The second thing we learned, and this will, I think, emerge when we start talking about all of the phase III trials, was that they found a little bit of a difference and some similarities in terms of the toxicities. So, for NOVA, with niraparib, there was a high degree of gastrointestinal side effects, which is what we would expect to see and have seen with every one of the trials that we’ve done. We saw a slightly higher rate of myelosuppression, predominantly in the form of thrombocytopenia, in this trial. Many people were a little alarmed with this because grade 3/4 thrombocytopenia does cause the need for some type of medical intervention and, if nothing else, closer surveillance.
But, it’s interesting. When you go back and look at the trials that were done for establishing the maximum tolerated dose of the drugs, they all had very similar types of problems with myelosuppression when they received high doses. I think that with NOVA and the niraparib dose, maybe they’re at an upper limit or an upper end of the tolerability of that drug? And, as it turns out, in some of the subsequent reports that have been done on NOVA, about a third of the patients can stay at the dose in which they started, and two-thirds of the patients may require some reduction or interruption. There does need to be some attention paid to the tolerance of these drugs, as patients go forward. So, that trial was filed with the FDA. We were expecting an answer for their approval in June. And, by surprise, on March 27th, we received approval that the drug was approved, not only in the germline patient, but in all-comers. This removes the need to assess for HRD by one of the tests, as I mentioned. And, it then became available for use in patients in the switch maintenance setting.

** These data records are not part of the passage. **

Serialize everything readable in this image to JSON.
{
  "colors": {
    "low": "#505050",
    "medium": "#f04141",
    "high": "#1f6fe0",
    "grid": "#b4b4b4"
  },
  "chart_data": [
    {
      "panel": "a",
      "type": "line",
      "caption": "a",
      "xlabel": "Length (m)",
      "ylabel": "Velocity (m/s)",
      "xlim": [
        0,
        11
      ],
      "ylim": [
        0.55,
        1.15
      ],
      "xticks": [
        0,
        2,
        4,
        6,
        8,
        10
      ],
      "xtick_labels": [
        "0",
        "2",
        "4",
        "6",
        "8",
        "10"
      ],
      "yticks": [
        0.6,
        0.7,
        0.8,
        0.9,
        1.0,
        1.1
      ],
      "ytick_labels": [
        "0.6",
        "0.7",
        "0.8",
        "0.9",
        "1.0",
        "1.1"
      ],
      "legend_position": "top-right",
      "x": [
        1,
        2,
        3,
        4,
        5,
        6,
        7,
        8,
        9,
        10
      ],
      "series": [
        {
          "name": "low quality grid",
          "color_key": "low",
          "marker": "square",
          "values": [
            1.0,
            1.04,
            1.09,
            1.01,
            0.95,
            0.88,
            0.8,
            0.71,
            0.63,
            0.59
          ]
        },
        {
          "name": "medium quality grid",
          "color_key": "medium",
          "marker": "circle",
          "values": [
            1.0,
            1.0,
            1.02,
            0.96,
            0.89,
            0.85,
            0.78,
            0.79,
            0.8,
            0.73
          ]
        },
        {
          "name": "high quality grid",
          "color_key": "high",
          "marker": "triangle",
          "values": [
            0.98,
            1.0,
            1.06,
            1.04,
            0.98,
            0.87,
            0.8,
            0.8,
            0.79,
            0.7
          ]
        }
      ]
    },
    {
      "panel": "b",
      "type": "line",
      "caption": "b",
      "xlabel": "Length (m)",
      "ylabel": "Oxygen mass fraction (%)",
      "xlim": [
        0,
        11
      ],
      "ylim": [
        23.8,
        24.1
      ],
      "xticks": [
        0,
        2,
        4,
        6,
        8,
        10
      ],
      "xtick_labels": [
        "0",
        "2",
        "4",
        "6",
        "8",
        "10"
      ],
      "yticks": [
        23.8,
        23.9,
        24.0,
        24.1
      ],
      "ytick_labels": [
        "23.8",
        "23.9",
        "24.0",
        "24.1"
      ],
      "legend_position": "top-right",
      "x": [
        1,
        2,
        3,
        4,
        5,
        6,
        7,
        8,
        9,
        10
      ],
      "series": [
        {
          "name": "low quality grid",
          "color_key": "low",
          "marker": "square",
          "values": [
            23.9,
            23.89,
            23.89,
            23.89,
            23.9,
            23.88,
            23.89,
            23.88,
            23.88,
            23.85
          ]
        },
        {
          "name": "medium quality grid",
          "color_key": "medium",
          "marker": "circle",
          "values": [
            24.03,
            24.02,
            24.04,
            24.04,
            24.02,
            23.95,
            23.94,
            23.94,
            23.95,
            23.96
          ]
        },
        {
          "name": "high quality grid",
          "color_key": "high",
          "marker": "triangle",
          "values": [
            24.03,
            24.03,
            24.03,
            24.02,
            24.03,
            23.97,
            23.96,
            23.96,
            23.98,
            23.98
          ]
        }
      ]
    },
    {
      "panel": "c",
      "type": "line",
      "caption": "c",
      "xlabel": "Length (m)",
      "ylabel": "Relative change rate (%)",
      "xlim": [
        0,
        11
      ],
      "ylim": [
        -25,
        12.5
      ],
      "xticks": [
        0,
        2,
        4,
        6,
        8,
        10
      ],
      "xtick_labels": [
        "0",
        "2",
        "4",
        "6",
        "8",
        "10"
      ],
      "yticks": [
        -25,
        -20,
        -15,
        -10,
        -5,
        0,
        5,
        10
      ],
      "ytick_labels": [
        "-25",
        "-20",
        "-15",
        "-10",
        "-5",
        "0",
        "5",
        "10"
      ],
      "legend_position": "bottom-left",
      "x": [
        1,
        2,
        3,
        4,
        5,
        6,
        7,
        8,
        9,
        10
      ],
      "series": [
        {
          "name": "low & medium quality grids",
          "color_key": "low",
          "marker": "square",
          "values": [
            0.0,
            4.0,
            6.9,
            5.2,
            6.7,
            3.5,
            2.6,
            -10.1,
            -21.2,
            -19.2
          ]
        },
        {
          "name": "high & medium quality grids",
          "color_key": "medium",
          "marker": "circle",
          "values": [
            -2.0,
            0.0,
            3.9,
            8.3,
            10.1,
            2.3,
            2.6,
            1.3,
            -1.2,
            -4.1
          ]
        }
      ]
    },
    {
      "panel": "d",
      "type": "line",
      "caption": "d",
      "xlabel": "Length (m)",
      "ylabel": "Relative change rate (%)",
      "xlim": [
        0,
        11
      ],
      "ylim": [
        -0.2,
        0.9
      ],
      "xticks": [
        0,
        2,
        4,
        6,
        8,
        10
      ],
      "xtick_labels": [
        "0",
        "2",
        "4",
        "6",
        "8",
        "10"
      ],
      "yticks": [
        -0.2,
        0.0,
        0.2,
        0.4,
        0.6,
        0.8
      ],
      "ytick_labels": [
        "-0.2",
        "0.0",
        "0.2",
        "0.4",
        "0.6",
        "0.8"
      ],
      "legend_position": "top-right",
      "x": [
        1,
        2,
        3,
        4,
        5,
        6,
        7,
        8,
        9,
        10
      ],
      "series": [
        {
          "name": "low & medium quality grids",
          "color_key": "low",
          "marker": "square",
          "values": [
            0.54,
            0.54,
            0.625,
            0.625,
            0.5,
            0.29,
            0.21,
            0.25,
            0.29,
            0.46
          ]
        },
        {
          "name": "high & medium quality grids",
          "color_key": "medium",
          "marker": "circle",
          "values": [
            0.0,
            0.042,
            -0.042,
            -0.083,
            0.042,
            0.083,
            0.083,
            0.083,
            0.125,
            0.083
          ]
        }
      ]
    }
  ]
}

While that was cooking, SOLO-2, just a couple weeks before, had reported at the SGO (Society of Gynecologic Oncology) meeting. SOLO-2 was a trial that was very similar to Study 19, but was done in the germline patient population. So, NOVA—all-comers; SOLO-2—germline, BRCA. That trial also enrolled patients after a platinum response, but their response was assessed by the investigators. Both NOVA and SOLO-2 looked for progression-free survival. And, as we saw and expected to see in SOLO-2, patients who were randomized to olaparib, the tablet formulation versus placebo, had a dramatic improvement in the delay for progression. This was similar to what we saw in Study 19: a very low hazard ratio. Again, this was quite reassuring in the spectrum of activity that we had never seen until they started to show off these PARP inhibitors. So, we were quite happy to see that. It was confirmatory.
When we looked at the adverse events in the SOLO-2 trial, we saw very similar side effects that we would have seen across all trials of PARP inhibitors. Gastrointestinal toxicity, taste changes, weight loss—these are very common side effects that we see with PARP inhibitors. What we didn’t expect to see, but what was noted, was that there were higher rates of anemia than we might have anticipated. But again, the high degree of anemia, the grade 3/4 rates, were actually relatively consistent across all of the compounds.